The requirements on a tax invoice aren't very difficult. It needs to show the name of the supplier, the amount, the date, how much GST is applied (usually 1/11th of the total), and the words 'Tax Invoice'. They're designed to be very simple.

Qantas, who service the Australian domestic and international airflight market, don't send out tax invoices with their bookings. One needs to contact them and request an invoice, spend a lot of time on hold, have them call you back, get escalated, be transferred to their accounts depart, and even then it doesn't arrive half the time.

To me, this seems like business madness. The existing documents that Qantas sends can be changed into valid tax invoices with only minor alterations. This would save them an incredible amount of staff time when businesses choose to call chasing a tax invoice.

Perl Training Australia is looking at making it company policy *not* to book flights through Qantas, as the amount saved on tickets (if anything) is usually considerably less than the costs in our staff time chasing them for the proper paperwork. As a training organisation, a lot of our business involves flying our trainers around for business. I'm sure we're not the only organisation having made this decision.
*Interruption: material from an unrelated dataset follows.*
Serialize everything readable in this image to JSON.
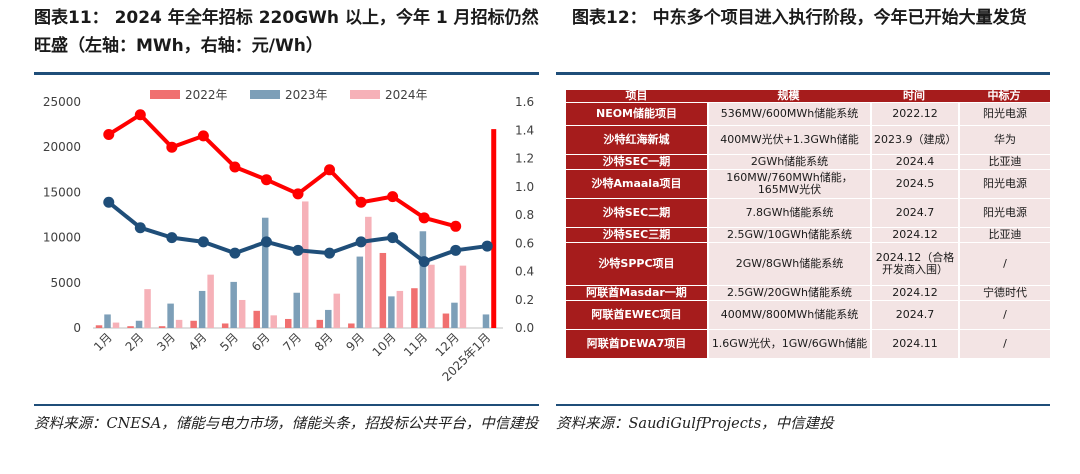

All of this is even more incredible as Qantas market themselves as a 'quality' provider of flights. Their main competition market themselves as 'budget' airflight providers, but provide tax invoices every time, without needing to have a request.

Normally 'budget' providers are the ones who are difficult to obtain tax invoices from.

I wonder how the Australian Tax Office sends its representatives interstate?

Update
Apparently there are two ways of generating a tax invoice at Qantas. One is long and painful and takes about three days. It's what they use when they're talking to a business' accounts department, because it maximizes pain for the accountants involve. The other way is quick and simple, and takes no more than five seconds to complete.

Apparently most staff are only used to dealing with this the old way, or not at all. Some staff members know they can select 'Send GST Tax Invoice' from the menu in front of them, and then things happen very quickly. The trick is to get the right staff member.

We now have the extension number to a very helpful customer service representative who knows things can be done the fast way, so hopefully our Tax Invoice issues should diminish in future.

I still think Qantas should send them out by default.